The Neverov group sticks to the version in which the killers were betrayed by their very comrades. Sirota, they are saying, had waited a few months for his orders to be carried out. But one failure followed another, and eventually the criminal boss got mad. He sensed that the lack of brain displayed by former comrades-in-arms of Mironov could bring the operation to a total failure and lead the law enforcement people to him. So he ordered a liquidation of the inept organizers of the crime. As a result, Ziuzin was shot and the second organizer of the attempt on the Neverov bosses, Aleksey Rozov, became the object of a hunt. When Rozov learned about this, he got very scared and could not think of anything better than to turn himself in to the prosecutor’s office and “sell out” on Sirota, his comrade-in-arms, and his former subordinates. As a result, the killers were detained at the crime scene, while Sirota himself and his subordinates Prokayev and Vorobyov were put on the wanted list. As for Rozov, who confessed, the law enforcement people let him go free.

After this he disappeared. The Neverov gang maintains that the mysterious disappearance of the main witness is Sirota’s handiwork, and that should Rozov ever be found, it will be as a corpse.

There is, however, a different version of how the killers ended up in the hands of justice. According to this version, Rozov’s visit to the prosecutor’s office can hardly be called voluntary. The explanation being that the Neverov gang’s counterintelligence may have done a good job and its leaders learned about the elimination operation being prepared against them. The information was then leaked via some friendly policemen to the wardens of order.

The latter detained the organizers and the killers, worked with them, obtained confessing testimony from Rozov and then let him go free. After which “the snitch” preferred to disappear from town. This version is indirectly supported by a statement of city prosecutor Evgeny Novozhilov, made in one of his recent interviews. He stated that the criminal situation in the city is under control, and recently “one organized criminal group asked for protection against another.” By all appearances he meant the Neverov group.

But there is also a third version of events which the leadership of Sirotenko’s group is holding.
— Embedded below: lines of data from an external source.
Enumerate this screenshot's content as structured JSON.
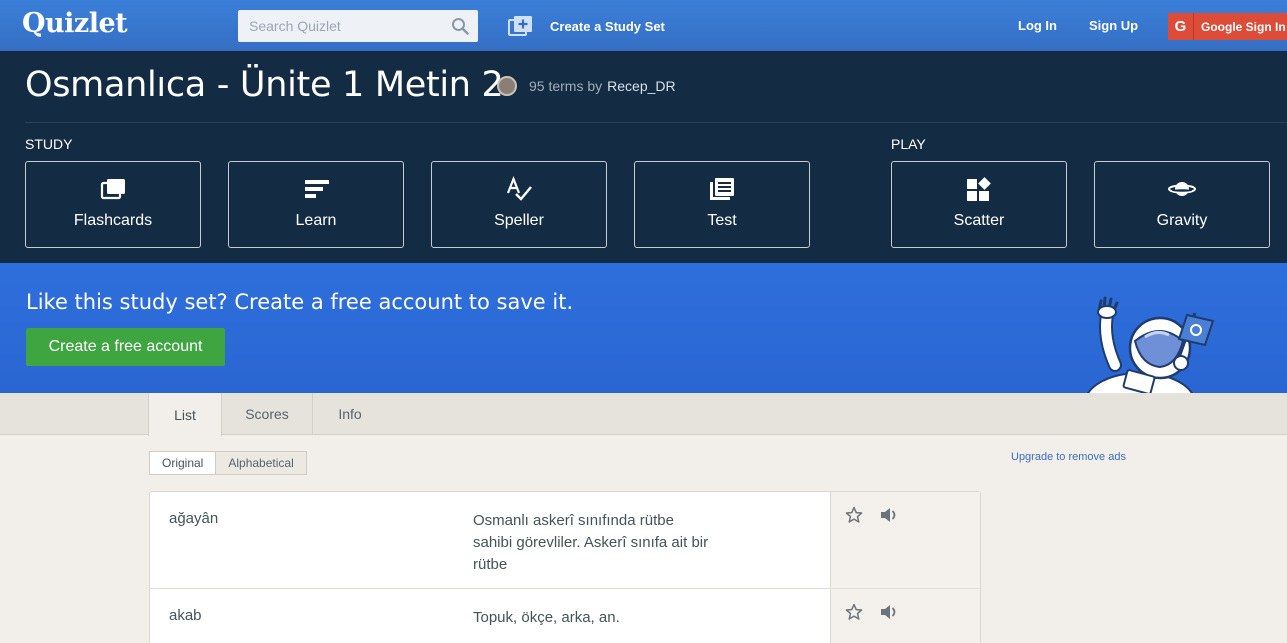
{
  "topbar": {
    "logo": "Quizlet",
    "search_placeholder": "Search Quizlet",
    "create_set_label": "Create a Study Set",
    "login_label": "Log In",
    "signup_label": "Sign Up",
    "google_label": "Google Sign In",
    "google_icon_letter": "G"
  },
  "set": {
    "title": "Osmanlıca - Ünite 1 Metin 2",
    "terms_by": "95 terms by",
    "username": "Recep_DR"
  },
  "study": {
    "label": "STUDY",
    "modes": [
      {
        "label": "Flashcards",
        "icon": "flashcards-icon"
      },
      {
        "label": "Learn",
        "icon": "learn-icon"
      },
      {
        "label": "Speller",
        "icon": "speller-icon"
      },
      {
        "label": "Test",
        "icon": "test-icon"
      }
    ]
  },
  "play": {
    "label": "PLAY",
    "modes": [
      {
        "label": "Scatter",
        "icon": "scatter-icon"
      },
      {
        "label": "Gravity",
        "icon": "gravity-icon"
      }
    ]
  },
  "promo": {
    "text": "Like this study set? Create a free account to save it.",
    "button_label": "Create a free account"
  },
  "tabs": [
    {
      "label": "List",
      "active": true
    },
    {
      "label": "Scores",
      "active": false
    },
    {
      "label": "Info",
      "active": false
    }
  ],
  "sort": {
    "original_label": "Original",
    "alphabetical_label": "Alphabetical",
    "selected": "Original"
  },
  "upgrade_label": "Upgrade to remove ads",
  "terms": [
    {
      "word": "ağayân",
      "definition": "Osmanlı askerî sınıfında rütbe sahibi görevliler. Askerî sınıfa ait bir rütbe"
    },
    {
      "word": "akab",
      "definition": "Topuk, ökçe, arka, an."
    }
  ],
  "colors": {
    "topbar": "#3b7fd9",
    "header": "#132b43",
    "promo": "#2c6ad8",
    "promo_button": "#3fa541",
    "google": "#dd4b39",
    "page_background": "#f2efea"
  }
}
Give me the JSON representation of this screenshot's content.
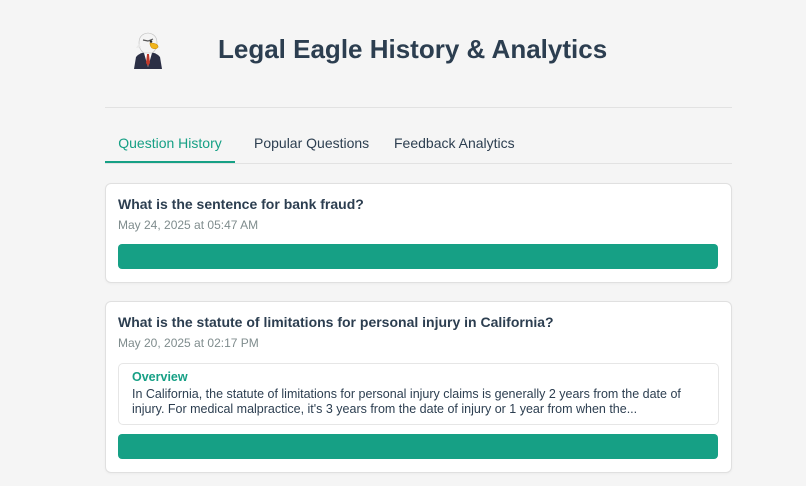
{
  "header": {
    "title": "Legal Eagle History & Analytics",
    "logo_icon": "eagle-lawyer-logo"
  },
  "tabs": [
    {
      "label": "Question History",
      "active": true
    },
    {
      "label": "Popular Questions",
      "active": false
    },
    {
      "label": "Feedback Analytics",
      "active": false
    }
  ],
  "questions": [
    {
      "title": "What is the sentence for bank fraud?",
      "date": "May 24, 2025 at 05:47 AM"
    },
    {
      "title": "What is the statute of limitations for personal injury in California?",
      "date": "May 20, 2025 at 02:17 PM",
      "overview_heading": "Overview",
      "overview_text": "In California, the statute of limitations for personal injury claims is generally 2 years from the date of injury. For medical malpractice, it's 3 years from the date of injury or 1 year from when the..."
    }
  ],
  "colors": {
    "accent": "#16a085",
    "title": "#2c3e50",
    "muted": "#7f8c8d",
    "background": "#f5f5f5"
  }
}
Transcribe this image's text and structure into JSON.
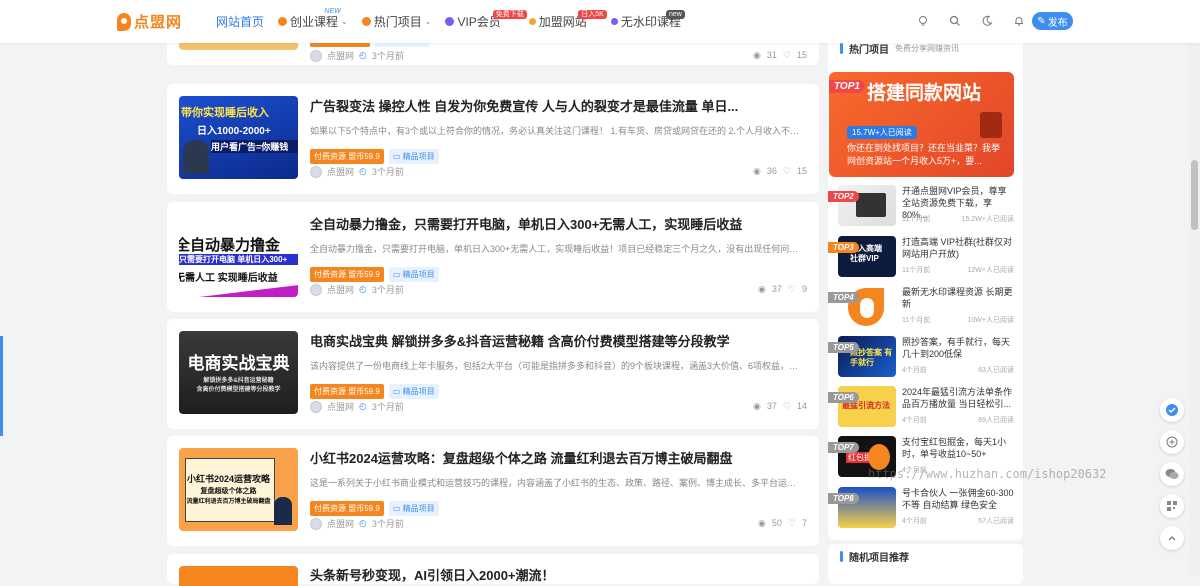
{
  "header": {
    "logo_text": "点盟网",
    "nav": [
      {
        "label": "网站首页",
        "active": true
      },
      {
        "label": "创业课程",
        "badge": "NEW",
        "badge_color": "#3d8ef0",
        "icon_color": "#f5851f",
        "caret": "⌄"
      },
      {
        "label": "热门项目",
        "icon_color": "#f5851f",
        "caret": "⌄"
      },
      {
        "label": "VIP会员",
        "badge": "免费下载",
        "badge_color": "#f04848",
        "icon_color": "#7a5cf0"
      },
      {
        "label": "加盟网站",
        "badge": "日入5K",
        "badge_color": "#f04848",
        "icon_color": "#f5a623"
      },
      {
        "label": "无水印课程",
        "badge": "new",
        "badge_color": "#555",
        "icon_color": "#7a5cf0"
      }
    ],
    "publish_label": "发布"
  },
  "posts": [
    {
      "title": "",
      "excerpt": "",
      "price_tag": "",
      "cat_tag": "",
      "author": "点盟网",
      "time": "3个月前",
      "views": "31",
      "likes": "15"
    },
    {
      "title": "广告裂变法 操控人性 自发为你免费宣传 人与人的裂变才是最佳流量 单日...",
      "excerpt": "如果以下5个特点中，有3个或以上符合你的情况，务必认真关注这门课程！ 1.有车货、房贷或网贷在还的 2.个人月收入不超过...",
      "price_tag": "付费资源 盟币59.9",
      "cat_tag": "精品项目",
      "author": "点盟网",
      "time": "3个月前",
      "views": "36",
      "likes": "15",
      "thumb_lines": [
        "带你实现睡后收入",
        "日入1000-2000+",
        "用户看广告=你赚钱"
      ]
    },
    {
      "title": "全自动暴力撸金，只需要打开电脑，单机日入300+无需人工，实现睡后收益",
      "excerpt": "全自动暴力撸金，只需要打开电脑，单机日入300+无需人工，实现睡后收益！项目已经稳定三个月之久，没有出现任何问题，非...",
      "price_tag": "付费资源 盟币59.9",
      "cat_tag": "精品项目",
      "author": "点盟网",
      "time": "3个月前",
      "views": "37",
      "likes": "9",
      "thumb_lines": [
        "全自动暴力撸金",
        "只需要打开电脑 单机日入300+",
        "无需人工 实现睡后收益"
      ]
    },
    {
      "title": "电商实战宝典 解锁拼多多&抖音运营秘籍 含高价付费模型搭建等分段教学",
      "excerpt": "该内容提供了一份电商线上年卡服务，包括2大平台（可能是指拼多多和抖音）的9个板块课程，涵盖3大价值、6项权益，共有...",
      "price_tag": "付费资源 盟币59.9",
      "cat_tag": "精品项目",
      "author": "点盟网",
      "time": "3个月前",
      "views": "37",
      "likes": "14",
      "thumb_lines": [
        "电商实战宝典",
        "解锁拼多多&抖音运营秘籍",
        "含高价付费模型搭建等分段教学"
      ]
    },
    {
      "title": "小红书2024运营攻略：复盘超级个体之路 流量红利退去百万博主破局翻盘",
      "excerpt": "这是一系列关于小红书商业模式和运营技巧的课程，内容涵盖了小红书的生态、政策、路径、案例、博主成长、多平台运营、...",
      "price_tag": "付费资源 盟币59.9",
      "cat_tag": "精品项目",
      "author": "点盟网",
      "time": "3个月前",
      "views": "50",
      "likes": "7",
      "thumb_lines": [
        "小红书2024运营攻略",
        "复盘超级个体之路",
        "流量红利退去百万博主破局翻盘"
      ]
    },
    {
      "title": "头条新号秒变现，AI引领日入2000+潮流！"
    }
  ],
  "sidebar": {
    "hot_title": "热门项目",
    "hot_sub": "免费分享网赚资讯",
    "top1": {
      "badge": "TOP1",
      "big": "搭建同款网站",
      "pill": "15.7W+人已阅读",
      "caption": "你还在到处找项目？还在当韭菜？我挙网创资源站一个月收入5万+，要..."
    },
    "items": [
      {
        "badge": "TOP2",
        "title": "开通点盟网VIP会员，尊享全站资源免费下载，享80%...",
        "time": "11个月前",
        "reads": "15.2W+人已阅读"
      },
      {
        "badge": "TOP3",
        "title": "打造高端 VIP社群(社群仅对网站用户开放)",
        "time": "11个月前",
        "reads": "12W+人已阅读",
        "thumb": "加入高端 社群VIP"
      },
      {
        "badge": "TOP4",
        "title": "最新无水印课程资源 长期更新",
        "time": "11个月前",
        "reads": "10W+人已阅读"
      },
      {
        "badge": "TOP5",
        "title": "照抄答案，有手就行，每天几十到200低保",
        "time": "4个月前",
        "reads": "63人已阅读",
        "thumb": "照抄答案 有手就行"
      },
      {
        "badge": "TOP6",
        "title": "2024年最猛引流方法单条作品百万播放量 当日轻松引...",
        "time": "4个月前",
        "reads": "69人已阅读",
        "thumb": "最猛引流方法"
      },
      {
        "badge": "TOP7",
        "title": "支付宝红包掘金，每天1小时，单号收益10~50+",
        "time": "4个月前",
        "reads": "",
        "thumb": "红包掘金"
      },
      {
        "badge": "TOP8",
        "title": "号卡合伙人 一张佣金60-300不等 自动结算 绿色安全",
        "time": "4个月前",
        "reads": "57人已阅读"
      }
    ],
    "random_title": "随机项目推荐"
  },
  "watermark": "https://www.huzhan.com/ishop20632",
  "colors": {
    "accent": "#3d8ef0",
    "orange": "#f5851f"
  }
}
They believe that the entire case is fabricated and that Igor Sirotenko learned from hearsay that he “had ordered Neverov killed.” Plus, the persons called “organizers” and “actual doers” of the crime by the investigators have never been members of his group or had anything to do with it. The case was most probably concocted by the wardens of order themselves towards the same old purpose: to take Sirotenko’s commercial organizations away from him. The “red roof” is simply stepping up the pressure and is looking for new opportunities to do so. Meanwhile, the Neverov group in this situation has neither been victimized by Sirota nor ordered a criminal case. The Neverov gang simply agreed to help the big police bosses make their commercial ambitions come true.